Coupling Tensor Trains with Graph of Convex Sets: Effective Compression, Exploration, and Planning in the C-Space
This work addresses the challenge of scalable trajectory generation for robotic tasks, offering an incremental improvement over existing optimization-based planners by compressing the configuration space.
The paper tackles the problem of efficient motion planning in robotics by integrating tensor-based compression with structured graph optimization, resulting in a framework that enables rapid discovery of feasible regions and generates higher quality trajectories as demonstrated in simulation studies.
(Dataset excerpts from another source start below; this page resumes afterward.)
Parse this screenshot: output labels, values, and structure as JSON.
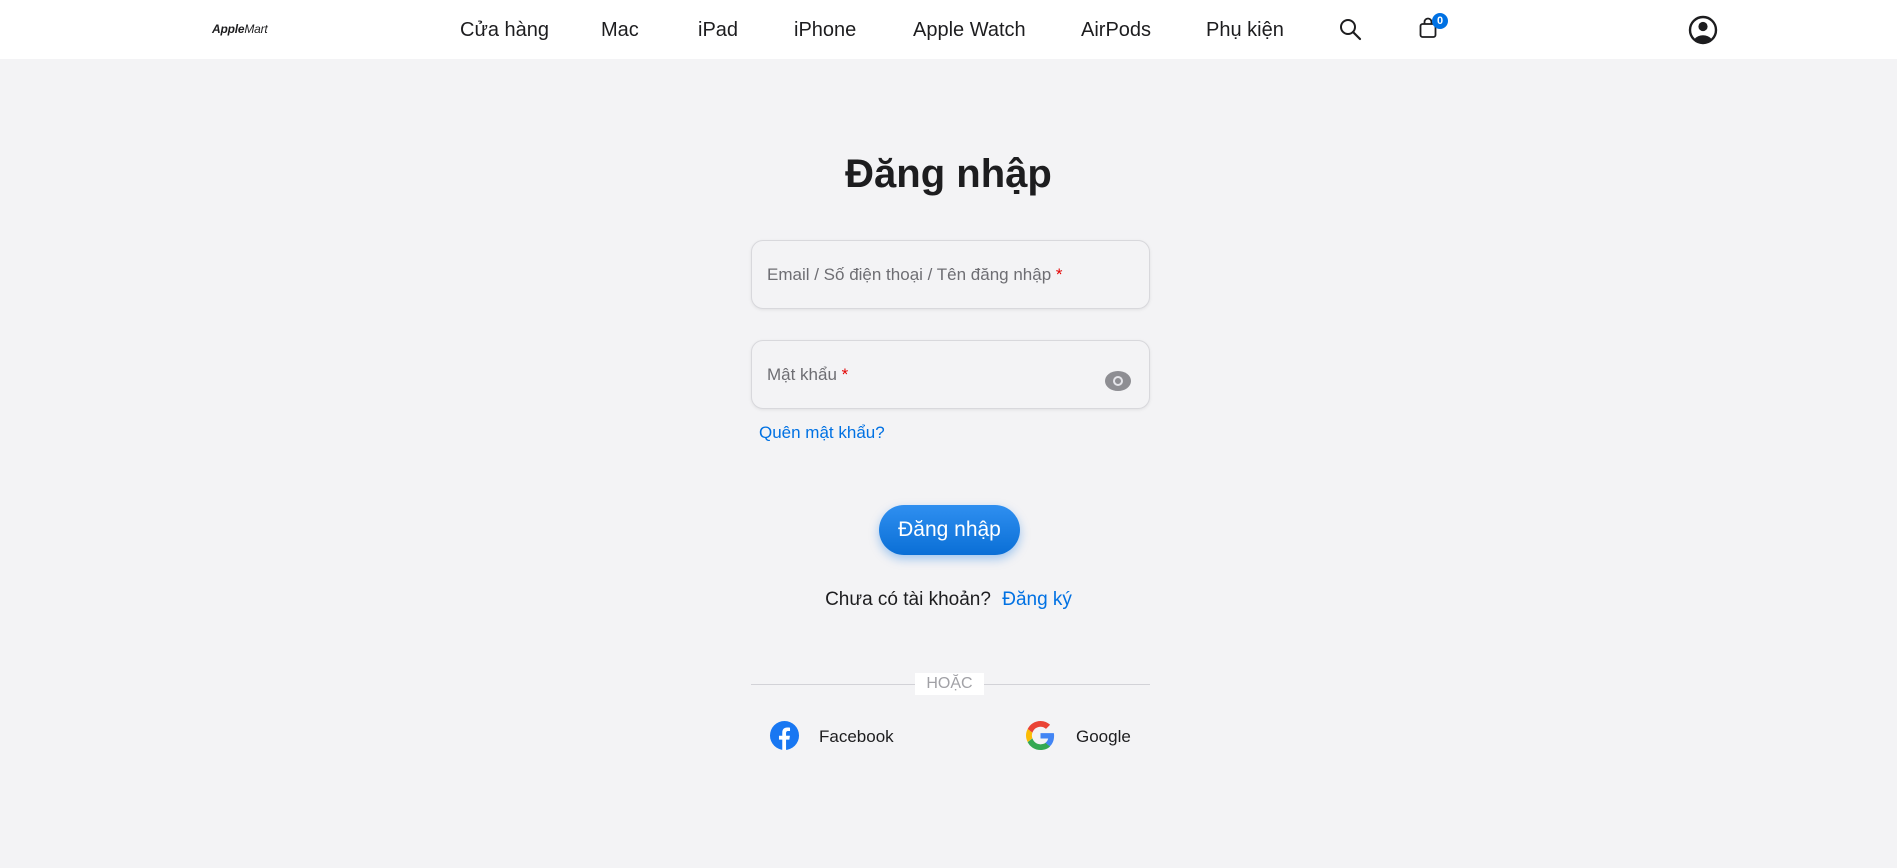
{
  "header": {
    "logo_brand": "Apple",
    "logo_suffix": "Mart",
    "nav": [
      {
        "label": "Cửa hàng"
      },
      {
        "label": "Mac"
      },
      {
        "label": "iPad"
      },
      {
        "label": "iPhone"
      },
      {
        "label": "Apple Watch"
      },
      {
        "label": "AirPods"
      },
      {
        "label": "Phụ kiện"
      }
    ],
    "cart_count": "0",
    "icons": {
      "search": "search-icon",
      "cart": "shopping-bag-icon",
      "account": "user-circle-icon"
    }
  },
  "login": {
    "title": "Đăng nhập",
    "username_placeholder": "Email / Số điện thoại / Tên đăng nhập",
    "password_placeholder": "Mật khẩu",
    "required_mark": "*",
    "forgot_password": "Quên mật khẩu?",
    "submit_label": "Đăng nhập",
    "no_account_text": "Chưa có tài khoản?",
    "signup_link": "Đăng ký",
    "or_label": "HOẶC",
    "social": [
      {
        "label": "Facebook",
        "icon": "facebook-icon"
      },
      {
        "label": "Google",
        "icon": "google-icon"
      }
    ]
  },
  "colors": {
    "accent": "#0071e3",
    "background": "#f3f3f5",
    "required": "#e30000"
  }
}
We present TANGO (Tensor ANd Graph Optimization), a novel motion planning framework that integrates tensor-based compression with structured graph optimization to enable efficient and scalable trajectory generation. While optimization-based planners such as the Graph of Convex Sets (GCS) offer powerful tools for generating smooth, optimal trajectories, they typically rely on a predefined convex characterization of the high-dimensional configuration space-a requirement that is often intractable for general robotic tasks. TANGO builds further by using Tensor Train decomposition to approximate the feasible configuration space in a compressed form, enabling rapid discovery and estimation of task-relevant regions. These regions are then embedded into a GCS-like structure, allowing for geometry-aware motion planning that respects both system constraints and environmental complexity. By coupling tensor-based compression with structured graph reasoning, TANGO enables efficient, geometry-aware motion planning and lays the groundwork for more expressive and scalable representations of configuration space in future robotic systems. Rigorous simulation studies on planar and real robots reinforce our claims of effective compression and higher quality trajectories.